I am trying to model count data in R that is apparently underdispersed (Dispersion Parameter ~ .40). This is probably why a glm
with family = poisson
or a negative binomial (glm.nb
) model are not significant. When I look at the descriptives of my data, I don't have the typical skew of count data and the residuals in my two experimental conditions are homogeneous, too.
So my questions are:
Do I even have to use special regression analyses for my count data, if my count data doesn't really behave like count data? I face non-normality sometimes (usually due to the kurtosis), but I used the percentile bootstrap method for comparing trimmed means (Wilcox, 2012) to account for non-normality. Can methods for count data be substituted by any robust method suggested by Wilcox and realized in the WRS package?
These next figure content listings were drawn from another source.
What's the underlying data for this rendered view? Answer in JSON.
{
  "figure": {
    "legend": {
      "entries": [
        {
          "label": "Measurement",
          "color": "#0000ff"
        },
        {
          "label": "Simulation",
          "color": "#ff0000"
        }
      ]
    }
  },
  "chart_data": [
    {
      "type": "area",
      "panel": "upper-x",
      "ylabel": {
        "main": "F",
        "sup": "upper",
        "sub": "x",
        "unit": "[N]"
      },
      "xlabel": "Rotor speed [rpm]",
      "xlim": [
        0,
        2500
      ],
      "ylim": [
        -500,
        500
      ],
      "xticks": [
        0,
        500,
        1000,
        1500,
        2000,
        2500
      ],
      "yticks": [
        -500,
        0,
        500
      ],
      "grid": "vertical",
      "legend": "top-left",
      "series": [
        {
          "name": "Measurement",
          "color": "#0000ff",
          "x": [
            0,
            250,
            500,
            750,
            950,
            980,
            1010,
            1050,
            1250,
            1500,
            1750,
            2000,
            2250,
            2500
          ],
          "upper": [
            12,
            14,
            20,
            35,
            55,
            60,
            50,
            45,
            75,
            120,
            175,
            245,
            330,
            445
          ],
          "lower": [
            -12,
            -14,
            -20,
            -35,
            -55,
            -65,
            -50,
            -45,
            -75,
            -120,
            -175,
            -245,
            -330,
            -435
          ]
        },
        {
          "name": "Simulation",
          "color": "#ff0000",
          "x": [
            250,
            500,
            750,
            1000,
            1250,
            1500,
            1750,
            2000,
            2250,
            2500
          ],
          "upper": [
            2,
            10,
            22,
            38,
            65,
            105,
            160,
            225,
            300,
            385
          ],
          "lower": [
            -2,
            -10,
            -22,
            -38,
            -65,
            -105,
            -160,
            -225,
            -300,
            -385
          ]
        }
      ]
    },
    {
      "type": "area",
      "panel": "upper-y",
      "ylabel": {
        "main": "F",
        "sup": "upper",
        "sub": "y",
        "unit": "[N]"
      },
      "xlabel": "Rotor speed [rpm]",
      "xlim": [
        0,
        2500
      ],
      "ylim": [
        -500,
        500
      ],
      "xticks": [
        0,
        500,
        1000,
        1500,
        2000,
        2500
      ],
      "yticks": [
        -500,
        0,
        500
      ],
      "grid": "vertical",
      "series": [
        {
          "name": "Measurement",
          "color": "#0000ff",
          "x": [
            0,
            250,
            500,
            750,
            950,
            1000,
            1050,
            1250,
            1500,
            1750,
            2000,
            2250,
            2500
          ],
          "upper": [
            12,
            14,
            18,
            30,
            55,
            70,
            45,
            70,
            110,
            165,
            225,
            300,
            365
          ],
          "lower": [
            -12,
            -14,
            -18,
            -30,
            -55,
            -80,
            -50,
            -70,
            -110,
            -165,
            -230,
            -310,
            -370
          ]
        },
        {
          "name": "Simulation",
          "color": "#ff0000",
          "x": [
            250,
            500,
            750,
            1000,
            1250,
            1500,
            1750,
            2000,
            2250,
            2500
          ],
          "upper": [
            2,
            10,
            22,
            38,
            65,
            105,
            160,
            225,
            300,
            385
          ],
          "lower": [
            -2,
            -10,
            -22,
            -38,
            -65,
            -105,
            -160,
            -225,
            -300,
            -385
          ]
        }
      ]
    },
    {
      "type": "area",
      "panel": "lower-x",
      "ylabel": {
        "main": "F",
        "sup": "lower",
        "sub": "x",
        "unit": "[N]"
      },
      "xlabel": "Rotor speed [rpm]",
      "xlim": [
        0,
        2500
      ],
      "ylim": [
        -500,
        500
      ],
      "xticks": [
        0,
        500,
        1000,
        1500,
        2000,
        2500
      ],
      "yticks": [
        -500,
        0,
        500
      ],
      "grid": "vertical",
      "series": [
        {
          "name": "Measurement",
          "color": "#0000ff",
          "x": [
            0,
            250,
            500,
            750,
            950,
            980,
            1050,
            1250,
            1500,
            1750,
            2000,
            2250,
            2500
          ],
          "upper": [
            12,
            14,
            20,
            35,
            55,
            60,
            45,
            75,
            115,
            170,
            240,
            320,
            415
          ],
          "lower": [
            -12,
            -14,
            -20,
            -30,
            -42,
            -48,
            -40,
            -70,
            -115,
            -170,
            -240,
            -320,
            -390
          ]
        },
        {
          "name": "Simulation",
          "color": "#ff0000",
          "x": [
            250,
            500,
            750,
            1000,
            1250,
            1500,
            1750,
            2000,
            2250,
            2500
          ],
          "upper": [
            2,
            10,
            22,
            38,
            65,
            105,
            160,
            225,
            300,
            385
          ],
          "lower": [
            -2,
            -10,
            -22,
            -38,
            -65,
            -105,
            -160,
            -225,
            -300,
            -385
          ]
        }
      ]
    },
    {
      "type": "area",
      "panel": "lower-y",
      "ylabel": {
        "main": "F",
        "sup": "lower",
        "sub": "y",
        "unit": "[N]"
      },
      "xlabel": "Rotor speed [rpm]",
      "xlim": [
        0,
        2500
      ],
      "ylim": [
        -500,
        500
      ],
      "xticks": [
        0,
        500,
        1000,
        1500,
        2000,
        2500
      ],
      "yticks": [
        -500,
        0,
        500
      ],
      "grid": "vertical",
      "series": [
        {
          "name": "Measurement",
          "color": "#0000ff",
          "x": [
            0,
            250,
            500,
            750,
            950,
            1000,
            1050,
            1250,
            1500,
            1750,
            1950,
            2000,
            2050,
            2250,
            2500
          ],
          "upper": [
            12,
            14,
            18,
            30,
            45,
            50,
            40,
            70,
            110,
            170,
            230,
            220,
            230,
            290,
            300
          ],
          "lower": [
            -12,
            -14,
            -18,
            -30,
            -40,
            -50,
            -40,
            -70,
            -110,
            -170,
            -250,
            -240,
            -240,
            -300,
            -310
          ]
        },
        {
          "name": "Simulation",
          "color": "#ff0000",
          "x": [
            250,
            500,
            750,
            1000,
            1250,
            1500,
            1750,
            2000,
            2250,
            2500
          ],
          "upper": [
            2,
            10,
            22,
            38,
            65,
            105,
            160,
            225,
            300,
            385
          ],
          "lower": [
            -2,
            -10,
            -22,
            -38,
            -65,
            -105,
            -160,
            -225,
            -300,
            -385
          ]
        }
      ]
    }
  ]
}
If I have to use regression analyses for count data, how do I account for the under-dispersion? The Poisson and the negative binomial distribution assume a higher dispersion, so that shouldn't be appropriate, right? I was thinking about applying the quasi-Poisson distribution, but that's usually recommended for over-dispersion. I read about beta-binomial models which seem to be able to account for over- as well as underdispersion are availabe in the
VGAM
package of R. The authors however seem to recommend a tilded Poisson distribution, but I can't find it in the package.
Can anyone recommend a procedure for underdispersed data and maybe provide some example R code for it?